Here is one example of Marden Dahlstedt’s fabulous description in the category of sight, “At first all she could see was a sinister black mist. It rolled toward the house like billowing smoke.” This is a quote that describes the wave as it rolls toward the Maxwell’s house. Megan Maxwell was one of the first to see the wave coming. I can imagine how horrible it would be to see the sinister wave. I also like this passage, “Now she could see, filtered through the fog, even at that distance, huge tongues of flames eating at the sky.” This describes the fire on the Cambria Bridge after a lot of piled up debris burned. This is a very unique phrasing.

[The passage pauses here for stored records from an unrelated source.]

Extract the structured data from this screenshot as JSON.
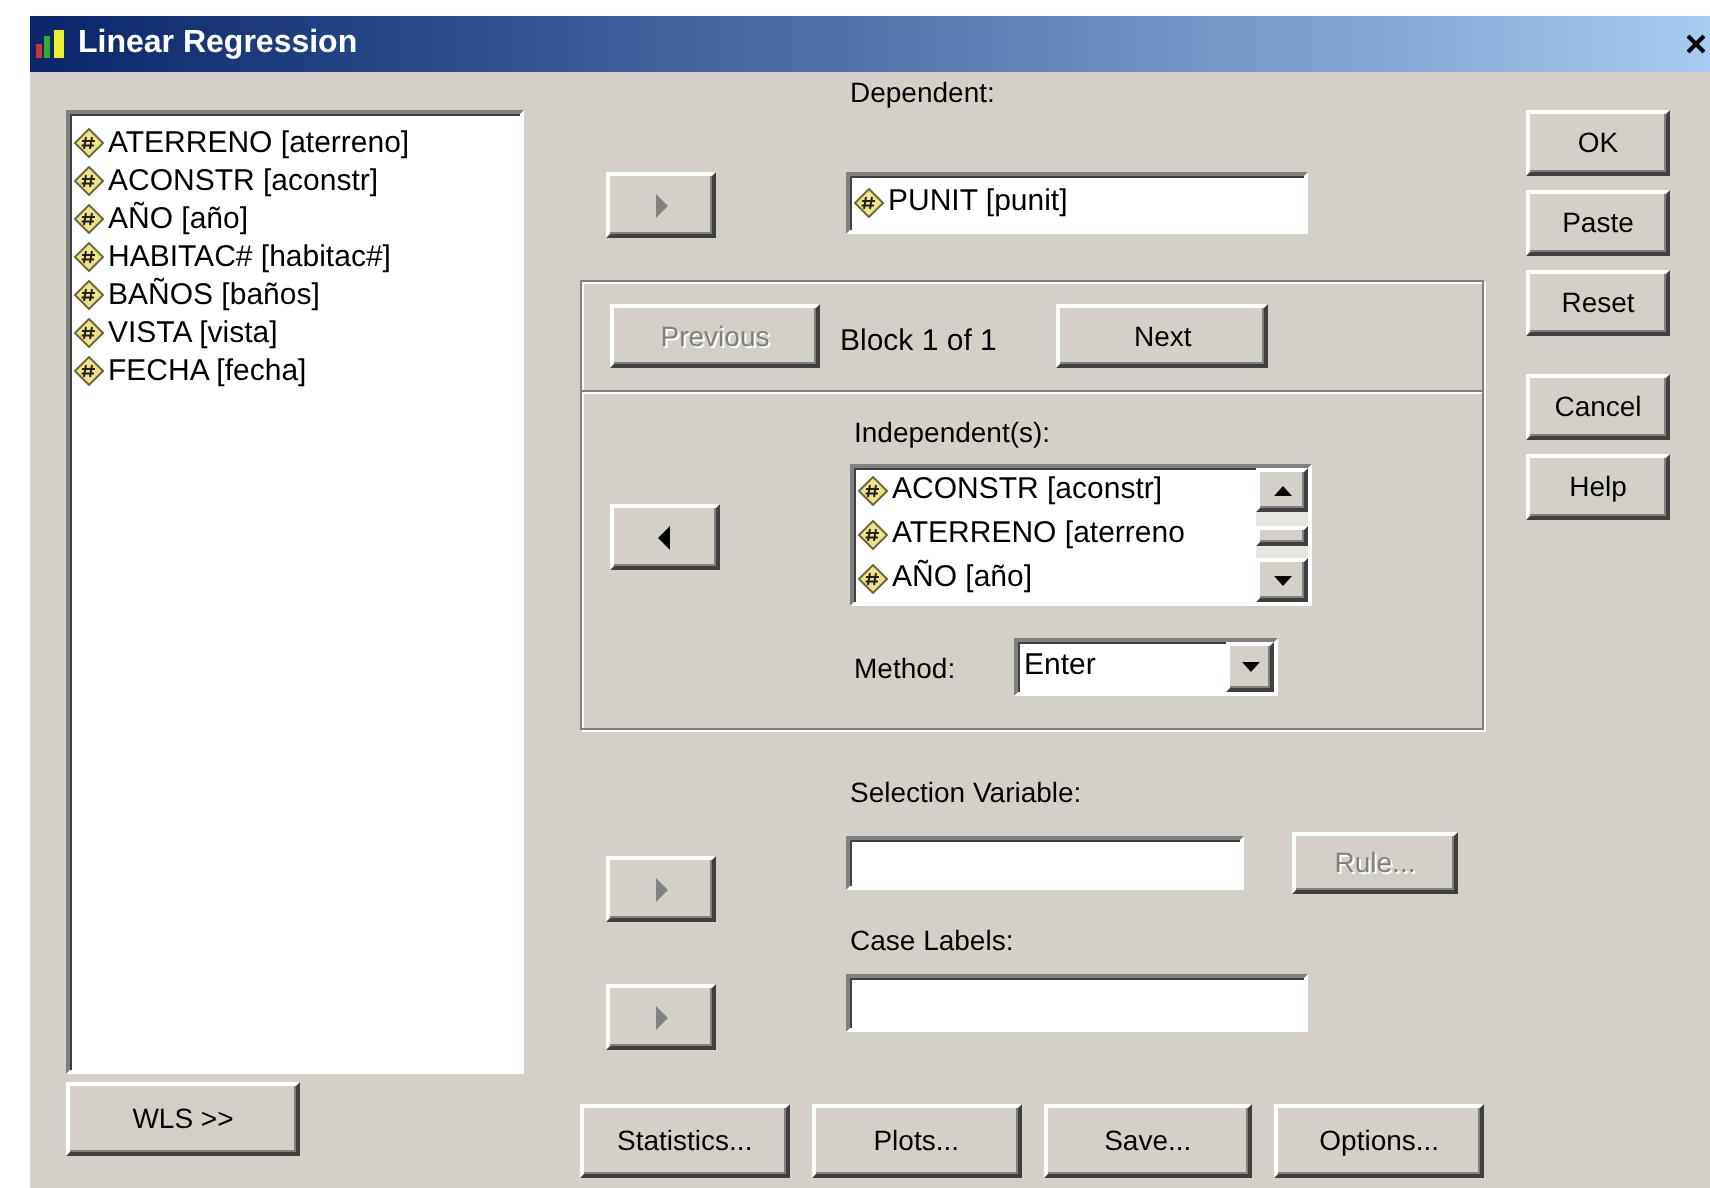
{
  "window": {
    "title": "Linear Regression"
  },
  "variables": [
    "ATERRENO [aterreno]",
    "ACONSTR [aconstr]",
    "AÑO [año]",
    "HABITAC# [habitac#]",
    "BAÑOS [baños]",
    "VISTA [vista]",
    "FECHA [fecha]"
  ],
  "wls_button": "WLS >>",
  "move_buttons": [
    {
      "kind": "right",
      "disabled": true
    },
    {
      "kind": "left",
      "disabled": false
    },
    {
      "kind": "right",
      "disabled": true
    },
    {
      "kind": "right",
      "disabled": true
    }
  ],
  "dependent": {
    "label": "Dependent:",
    "value": "PUNIT [punit]"
  },
  "block": {
    "previous": {
      "label": "Previous",
      "disabled": true
    },
    "status": "Block 1 of 1",
    "next": {
      "label": "Next",
      "disabled": false
    }
  },
  "independents": {
    "label": "Independent(s):",
    "items": [
      "ACONSTR [aconstr]",
      "ATERRENO [aterreno",
      "AÑO [año]"
    ]
  },
  "method": {
    "label": "Method:",
    "value": "Enter"
  },
  "selection_variable": {
    "label": "Selection Variable:"
  },
  "rule_button": {
    "label": "Rule...",
    "disabled": true
  },
  "case_labels": {
    "label": "Case Labels:"
  },
  "action_buttons": [
    "OK",
    "Paste",
    "Reset",
    "Cancel",
    "Help"
  ],
  "bottom_buttons": [
    "Statistics...",
    "Plots...",
    "Save...",
    "Options..."
  ]
}
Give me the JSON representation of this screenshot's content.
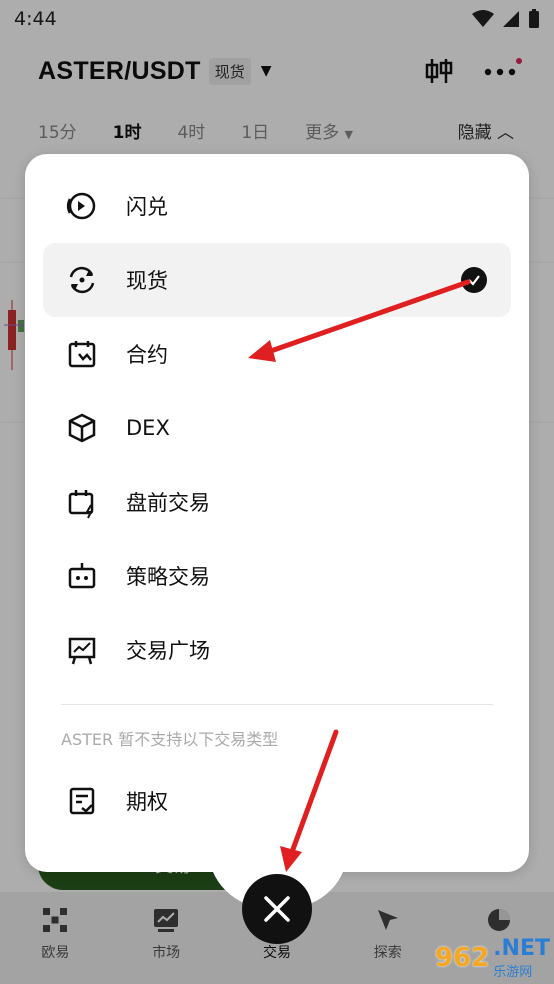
{
  "status": {
    "time": "4:44"
  },
  "header": {
    "pair": "ASTER/USDT",
    "market_badge": "现货"
  },
  "intervals": {
    "items": [
      "15分",
      "1时",
      "4时",
      "1日",
      "更多"
    ],
    "active": "1时",
    "hide_label": "隐藏"
  },
  "bottom_button": {
    "label": "交易"
  },
  "tabbar": {
    "items": [
      {
        "label": "欧易",
        "icon": "okx-logo-icon"
      },
      {
        "label": "市场",
        "icon": "chart-icon"
      },
      {
        "label": "交易",
        "icon": "close-icon"
      },
      {
        "label": "探索",
        "icon": "compass-icon"
      },
      {
        "label": "资产",
        "icon": "pie-chart-icon"
      }
    ]
  },
  "menu": {
    "items": [
      {
        "label": "闪兑",
        "icon": "swap-circle-icon",
        "selected": false
      },
      {
        "label": "现货",
        "icon": "spot-cycle-icon",
        "selected": true
      },
      {
        "label": "合约",
        "icon": "futures-calendar-icon",
        "selected": false
      },
      {
        "label": "DEX",
        "icon": "cube-icon",
        "selected": false
      },
      {
        "label": "盘前交易",
        "icon": "premarket-calendar-icon",
        "selected": false
      },
      {
        "label": "策略交易",
        "icon": "bot-icon",
        "selected": false
      },
      {
        "label": "交易广场",
        "icon": "board-chart-icon",
        "selected": false
      }
    ],
    "unsupported_note": "ASTER 暂不支持以下交易类型",
    "unsupported_items": [
      {
        "label": "期权",
        "icon": "options-doc-icon"
      }
    ]
  },
  "watermark": {
    "number": "962",
    "net": ".NET",
    "sub": "乐游网"
  },
  "colors": {
    "accent_red": "#e0245e",
    "arrow_red": "#e02020",
    "dark_green": "#2a5c1e"
  }
}
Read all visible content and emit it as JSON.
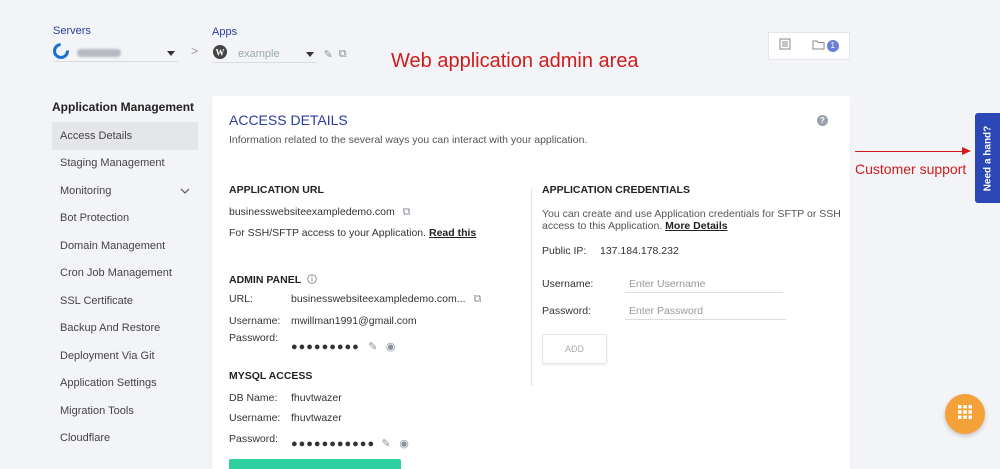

Another passage I really enjoyed describes how Megan feels, “ Megan felt herself being pushed as if by a mighty hand, through the jagged crack between darkness and light.” This passage interests me because of the part about the mighty hand. I can imagine how Megan would feel. A hand pushing against anyone would be terribly frightening. Another passage I liked was, “With a sickening thud, she landed, sprawling on something horribly squashy.” This is a description of the mattress on which Megan landed. The mattress was not sturdy. Megan must have been incredibly scared to know that the thing supporting her could sink at any moment.
Dahlstedt also mixes some scary noises into The Terrible Wave. Megan hears a din that sounds unhumanly.
“ . . . Cracking, grinding, roaring, together with the dreadful sucking, sloshing noise of the dark sea which surrounded her.” That would scare anyone. Another passage that includes extraordinary writing style describes Stefan who can’t or won’t speak, “The child did not speak. Not the slightest flicker of expression crossed his face.” I find this even more frightening than hearing racking and grinding. The boy seems to not notice anything, and that would be scary. The boy, Stefan, seems not to be disturbed by anything.
Marden Dahlstedt is a very talented author. Her magnificent description causes the reader to gain more interest in every chapter. She uses all the senses to convey what the main character Megan is actually feeling. The Terrible Wave by Marden Dahlstedt is a phenomenal book.